Because the 17yr old casually sprawling his 6’2″ frame into one of our laps of an evening, just because, tells me so.
Because the tired head choosing to rest wearily upon my shoulder when a heart is sore tells me so.
Because the 12yr old making me a cup of tea when she spots I’m a bit stressed or busy, or silently taking my hair down when I have a headache. That tells me so.
And so on and so on – in a million bigger, better and more meaningful ways than a Mother’s Day gift which someone online told them I might like.
Later in the day, I flicked my phone on. And there, in every social media timeline, was a stream of mothers my age.
Probably a third were exclaiming to the world how lucky they were, with pictures of their breakfast in bed, their new bracelet, their array of flowers and cards.
Yet another – much bigger – proportion were raging or in despair – their kids hadn’t bothered, no one had acknowledged the day, they’d been forgotten. They seemed to genuinely feel completely abandoned.
We all know how utterly self-absorbed a teenager is. It’s just the way they are made for a few years. And yet there’s surprise when they act in a way that is entirely normal to them? I’m willing to bet there’s rarely any malice there, it’s just a lack of… thinking.

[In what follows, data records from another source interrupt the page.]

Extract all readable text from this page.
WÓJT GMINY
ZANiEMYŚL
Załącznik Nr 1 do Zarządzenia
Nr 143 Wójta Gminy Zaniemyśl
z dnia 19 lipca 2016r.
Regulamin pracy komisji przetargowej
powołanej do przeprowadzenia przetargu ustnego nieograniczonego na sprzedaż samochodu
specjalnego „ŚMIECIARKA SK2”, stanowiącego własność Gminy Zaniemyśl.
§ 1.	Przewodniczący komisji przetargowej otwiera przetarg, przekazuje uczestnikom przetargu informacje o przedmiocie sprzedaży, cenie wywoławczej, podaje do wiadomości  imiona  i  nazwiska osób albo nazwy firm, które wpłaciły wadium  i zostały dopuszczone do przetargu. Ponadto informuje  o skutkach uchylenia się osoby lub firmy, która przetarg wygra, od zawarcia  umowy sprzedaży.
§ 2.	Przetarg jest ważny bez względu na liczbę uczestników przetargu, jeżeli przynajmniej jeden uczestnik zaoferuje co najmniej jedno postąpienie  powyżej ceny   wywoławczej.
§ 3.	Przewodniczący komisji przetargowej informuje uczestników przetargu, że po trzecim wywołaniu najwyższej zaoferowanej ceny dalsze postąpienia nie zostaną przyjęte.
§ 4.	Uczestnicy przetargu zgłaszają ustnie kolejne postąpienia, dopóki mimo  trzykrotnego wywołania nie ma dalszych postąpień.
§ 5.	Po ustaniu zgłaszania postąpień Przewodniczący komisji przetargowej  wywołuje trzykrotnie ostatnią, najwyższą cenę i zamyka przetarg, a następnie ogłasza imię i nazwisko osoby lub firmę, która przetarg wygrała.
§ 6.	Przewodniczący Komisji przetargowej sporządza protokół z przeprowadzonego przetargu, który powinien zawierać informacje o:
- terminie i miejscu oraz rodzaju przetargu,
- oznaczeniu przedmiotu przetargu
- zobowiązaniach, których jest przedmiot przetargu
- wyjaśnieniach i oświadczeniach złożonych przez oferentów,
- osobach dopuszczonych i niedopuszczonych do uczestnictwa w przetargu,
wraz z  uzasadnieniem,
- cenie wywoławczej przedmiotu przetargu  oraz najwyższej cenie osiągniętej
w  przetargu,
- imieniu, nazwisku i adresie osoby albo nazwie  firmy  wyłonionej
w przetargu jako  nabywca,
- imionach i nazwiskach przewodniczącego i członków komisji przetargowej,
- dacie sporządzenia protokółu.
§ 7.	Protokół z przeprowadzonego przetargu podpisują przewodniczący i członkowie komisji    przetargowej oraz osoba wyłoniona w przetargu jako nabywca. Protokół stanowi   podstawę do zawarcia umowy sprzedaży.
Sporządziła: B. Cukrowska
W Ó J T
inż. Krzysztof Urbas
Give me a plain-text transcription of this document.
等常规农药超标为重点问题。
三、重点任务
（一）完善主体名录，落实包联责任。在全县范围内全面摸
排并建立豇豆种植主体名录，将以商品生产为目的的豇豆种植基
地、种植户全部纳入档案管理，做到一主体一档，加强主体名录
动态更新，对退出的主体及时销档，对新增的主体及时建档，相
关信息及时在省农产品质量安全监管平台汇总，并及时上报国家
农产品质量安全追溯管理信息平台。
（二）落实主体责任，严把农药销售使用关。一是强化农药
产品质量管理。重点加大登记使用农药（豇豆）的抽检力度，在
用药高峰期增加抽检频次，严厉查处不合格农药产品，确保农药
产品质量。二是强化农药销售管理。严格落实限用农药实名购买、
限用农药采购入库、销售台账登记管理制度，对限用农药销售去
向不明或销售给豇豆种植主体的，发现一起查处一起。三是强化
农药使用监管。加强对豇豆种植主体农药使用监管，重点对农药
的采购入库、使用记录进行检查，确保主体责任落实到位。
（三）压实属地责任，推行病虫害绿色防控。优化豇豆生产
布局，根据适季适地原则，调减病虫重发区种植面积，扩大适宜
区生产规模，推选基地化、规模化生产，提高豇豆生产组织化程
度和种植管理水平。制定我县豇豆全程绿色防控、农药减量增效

No different to them forgetting their very necessary lunch/homework/favourite hoodie location.
And we’ve not even touched upon the minority of us who find Mother’s Day a complex thing; those of us for whom it’s not a day of unabashed joy. Those of us who have lost our own Mums too soon, or who have ‘difficult’ relationships – or who simply have no contact at all. We’re the silent ones, usually; and more visible to me in their absence on this particular day. Never forget I see you.
In the years to come, when my children are scattered across the globe, will I care if they don’t remember to send me flowers and a card on Mother’s Day?
However. Will I care if something important happens, on some random day during the year, and they don’t feel they can or want to call to share it?
THEN I’ll care, and feel sad.
Because for me – that’s the bit that truly matters.
Not the day that people used to go home and visit their ‘Mother Church’ 300 years ago.
I’m in no way judging anyone else’s preference – if you feel the Mother’s Day shebang is good for you – then great, I’m genuinely happy and glad. Above all else, the LittleStuff philosophy is that we’re all of us parenting any way we can; whatever works for you and yours is fine by us.
But we will not be increasing the pressure and expectation for one single arbitrary day. This year, the fact that I may have contributed to the sad, disappointed, angry and frustrated women who didn’t get the Clinton & Moonpig version of Mother’s Day they’d been led to expect? That left a sour taste in my mouth.
And THAT’S why we’ll not be doing Mother’s Day or Father’s Day gift guides any more.